(AP) — Even before they begin their latest session in earnest, newly elected Kenyan parliamentarians are demanding a pay increase, and legislator Mithika Linturi...

(AP) — Even before they begin their latest session in earnest, newly elected Kenyan parliamentarians are demanding a pay increase, and legislator Mithika Linturi petitioned parliament on Thursday to impeach members of a government commission that reduced their salaries.

Kenya adopted a new constitution in 2010 which removed the parliamentarians’ powers to set their own pay, instead giving the power to a Salaries and Remuneration Commission to set pay for all public servants, including the president.

Earlier this year, the commission cut the president’s annual pay from around $340,000 to $185,000. It also cut legislators’ yearly salaries from around $126,000 to $78,500.

Members of the previous parliament were among the highest paid legislators in the world. The minimum wage in Nairobi is about $1,500 a year.

Linturi told The Associated Press on Thursday that his petition was not about the money, but about what he views the illegal way the salaries commission reduced parliament’s pay. AP tried to contact a half dozen other legislators for comment on the pay issue, but none of them would answer questions.

The decision to reduce the pay for legislators came after a public outcry as legislators in the previous parliament attempted to raise their salaries to $175,000 annually and award themselves a $110,000 bonus at the end of their terms.

The public outrage culminated in a protest in January, when hundreds of demonstrators set fire to 221 coffins outside parliament’s main entrance.

Many Kenyans see legislators as lazy and greedy in a country where hundreds of thousands live in slums. Legislators often argue that they need high salaries to give hand-outs to poor constituents for school fees and hospital bills.

Linturi claimed that the salaries commission violated sections of the constitution and infringed on the rights of the parliamentarians as individuals.

The salaries commission says the country can’t afford the bill for government salaries, especially since the country elected 47 new governors and 67 new senators in March. The parliament expanded from 222 to 349 members.
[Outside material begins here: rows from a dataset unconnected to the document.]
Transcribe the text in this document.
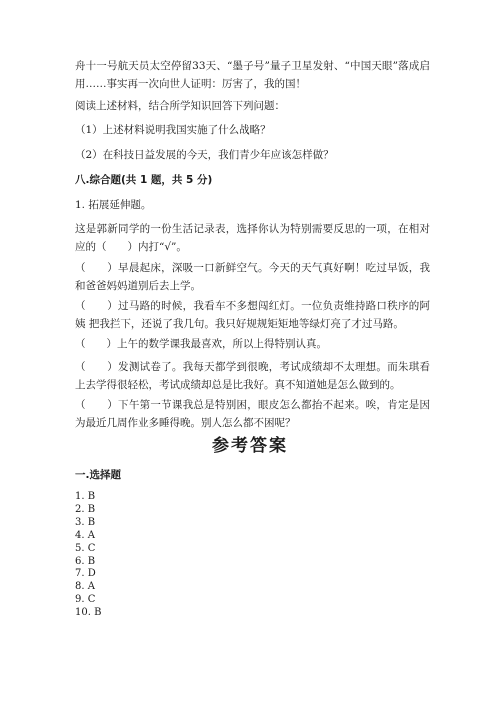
舟十一号航天员太空停留33天、“墨子号”量子卫星发射、“中国天眼”落成启用……事实再一次向世人证明：厉害了，我的国！

阅读上述材料，结合所学知识回答下列问题：

（1）上述材料说明我国实施了什么战略？

（2）在科技日益发展的今天，我们青少年应该怎样做？

八.综合题(共 1 题，共 5 分)

1. 拓展延伸题。

这是郭新同学的一份生活记录表，选择你认为特别需要反思的一项，在相对应的（　　）内打“√”。

（　　）早晨起床，深吸一口新鲜空气。今天的天气真好啊！吃过早饭，我和爸爸妈妈道别后去上学。

（　　）过马路的时候，我看车不多想闯红灯。一位负责维持路口秩序的阿姨 把我拦下，还说了我几句。我只好规规矩矩地等绿灯亮了才过马路。

（　　）上午的数学课我最喜欢，所以上得特别认真。

（　　）发测试卷了。我每天都学到很晚，考试成绩却不太理想。而朱琪看上去学得很轻松，考试成绩却总是比我好。真不知道她是怎么做到的。

（　　）下午第一节课我总是特别困，眼皮怎么都抬不起来。唉，肯定是因为最近几周作业多睡得晚。别人怎么都不困呢？

参考答案
一.选择题
1. B
2. B
3. B
4. A
5. C
6. B
7. D
8. A
9. C
10. B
Parliament was opened by new President Uhuru Kenyatta on Tuesday, who told parliament that the bill for government salaries came to 12 percent of GDP, above the internationally accepted level of 7 percent. Kenyatta said 50 percent of revenue collected by government went to pay government salaries.

Late Thursday Kenyatta announced he had reduced the government ministries from 44 to 18.

Anti-Corruption Crusader Mwalimu Mati said parliamentarians should quit if they do not want the pay set by the commission.

“If they seek a confrontation with the Kenyan public on the first week of their tenure, I suspect they are going to lose,” he said.